Dushyant has had the opportunity to observe politics closely from his early years. His grandmother, the late Vijaya Raje Scindia, ‘Rajmata of Gwalior’, was Vice President of the BJP. His uncle, Madhavrao Scindia, was a senior Congress leader until he died in a plane crash in 2001, and his mother was first elected as an MLA in 1985.

‘Last time, I fought the battle on the basis of whose son I was. This time, my plank is my work,’ says Dushyant Singh

His own political journey formally began in 2004. His mother was at first reluctant to let her son join politics, but later relented. Dushyant defeated the Congress’ Sanjay Gurjar in the 2004 Lok Sabha polls by a substantial 81,579 votes.

The next stop was Jhalawar. The stage there had already been set by his mother, who had been elected from there to the Lok Sabha for four unbroken terms since 1989. Conditions couldn’t have been more perfect but Dushyant says this very perfection was his challenge. “I had to live up to my mother’s reputation,” he says. “I couldn’t let the standard of work plummet.”

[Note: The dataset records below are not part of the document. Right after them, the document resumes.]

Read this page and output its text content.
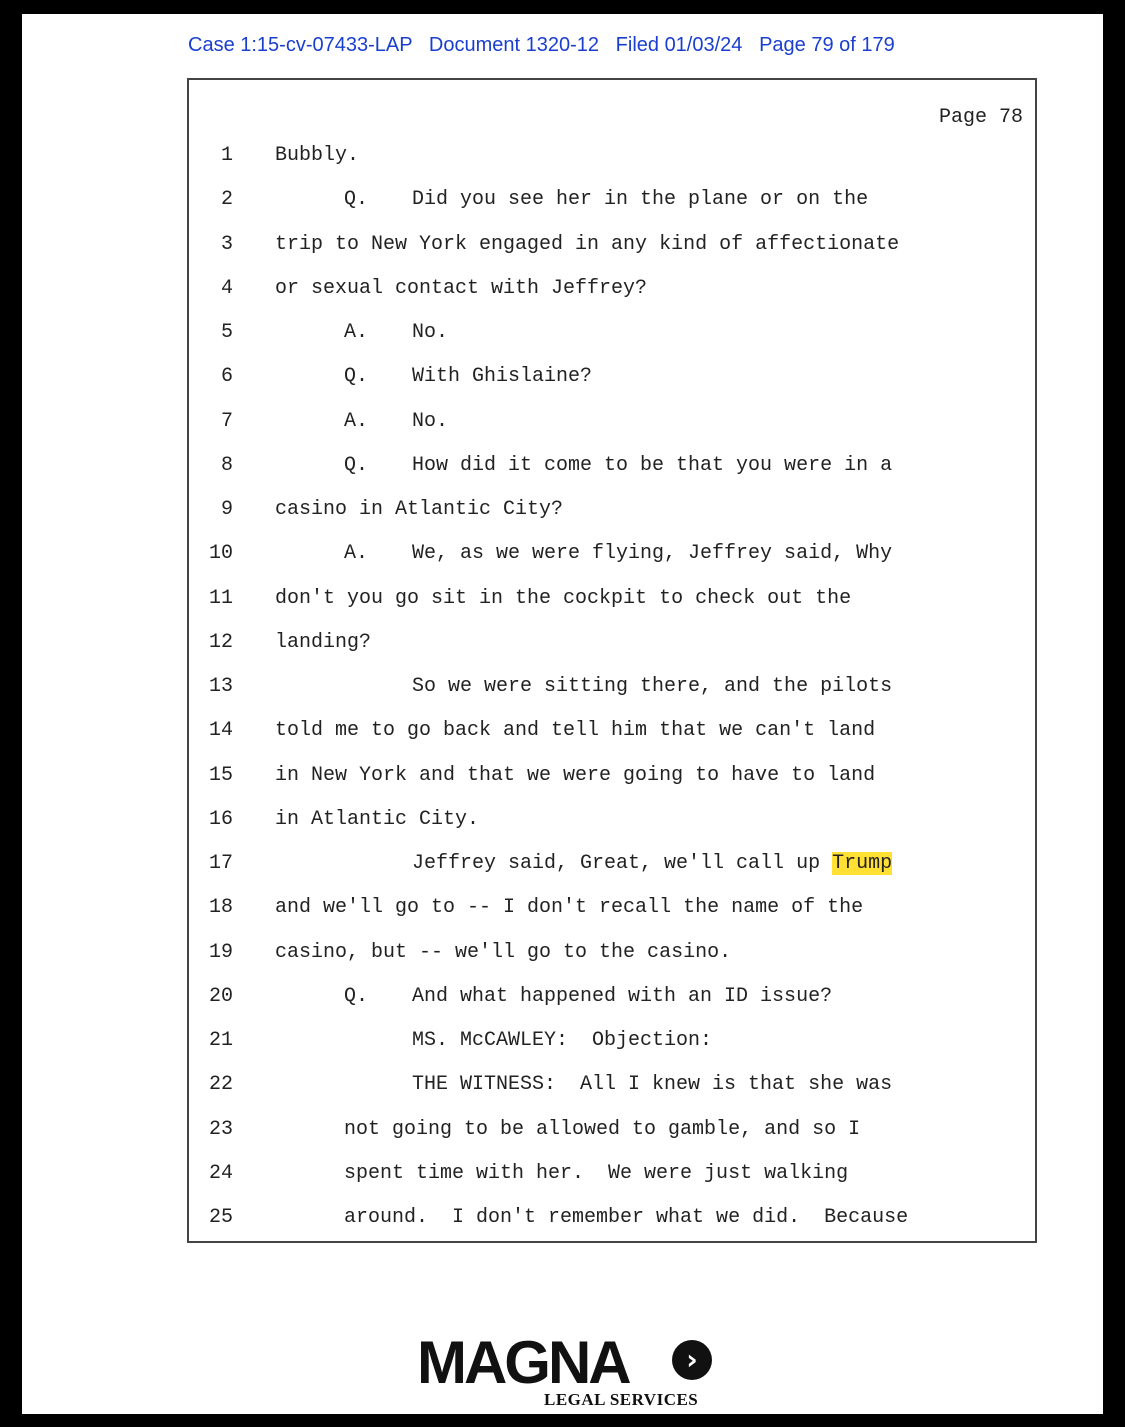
Case 1:15-cv-07433-LAP   Document 1320-12   Filed 01/03/24   Page 79 of 179
Page 78
1 Bubbly.
2	Q. Did you see her in the plane or on the
3 trip to New York engaged in any kind of affectionate
4 or sexual contact with Jeffrey?
5	A. No.
6	Q. With Ghislaine?
7	A. No.
8	Q. How did it come to be that you were in a
9 casino in Atlantic City?
10	A. We, as we were flying, Jeffrey said, Why
11 don't you go sit in the cockpit to check out the
12 landing?
13	So we were sitting there, and the pilots
14 told me to go back and tell him that we can't land
15 in New York and that we were going to have to land
16 in Atlantic City.
17	Jeffrey said, Great, we'll call up Trump
18 and we'll go to -- I don't recall the name of the
19 casino, but -- we'll go to the casino.
20	Q. And what happened with an ID issue?
21	MS. McCAWLEY:  Objection:
22	THE WITNESS:  All I knew is that she was
23	not going to be allowed to gamble, and so I
24	spent time with her.  We were just walking
25	around.  I don't remember what we did.  Because
MAGNA	›
LEGAL SERVICES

In the beginning, Dushyant stayed away from the national media. “He was shy, and didn’t know much about politics. The art of diplomacy came much later,” says a close associate. But the supposed ‘Mama’s boy’ surpassed the ‘super boys’, as he impishly calls the other young MPs in Parliament. In the Lok Sabha, Dushyant asked 604 questions and participated in 46 debates, the highest amongst young MPs. “I write my own speeches and speak on international and state issues and I stay for entire sessions,” he says.

HAVING COVERED over 15,000 kilometres since March 15, the day he kicked off his campaign, Dushyant has traversed the length and breadth of Jhalawar-Baran. His village-hopping starts at nine in the morning and continues well past midnight. Helping him in his campaign are hundreds of foot soldiers, his wife, Niharika Raje and mother Vasundhara. With good reason. “For the first time since 1989, this seat will witness a close contest,” reveals a party worker.

Dushyant’s opponent, first-timer Urmila Jain of the Congress, has the support of the state machinery, with Chief Minister Ashok Gehlot campaigning for her. The BJP got a shock in the December 2008 assembly elections when Urmila’s husband, Pramod Jain Bhaya, now a minister, defeated BJP strongman Raghuveer Singh Kaushal, the sitting MP from Kota. The BJP won only two out of eight assembly seats in the region.

But Dushyant appears to be unruffled. “My work is my answer,” he says. He has provided drinking water through tube wells and hand pumps to over 85 villages and a sports stadium worth Rs 6.5 crore, where three Ranji Trophy matches have been played. Thanks to Dushyant, a two-lane 85km highway now links Jhalawar and Baran .

Dushyant Singh believes that the young need to join politics as they can be instrumental in changing the policies of the country. This young MP aims to provide education and health for all. While global warming is an area he wants to focus on down the road, right now, it’s all about winning this election. And Dushyant is leaving no stone unturned towards that end. His mother may be by his side, but this ‘Raja’ is getting his hands dirty by managing both supporters and election issues by himself. With his mother’s blessings, of course.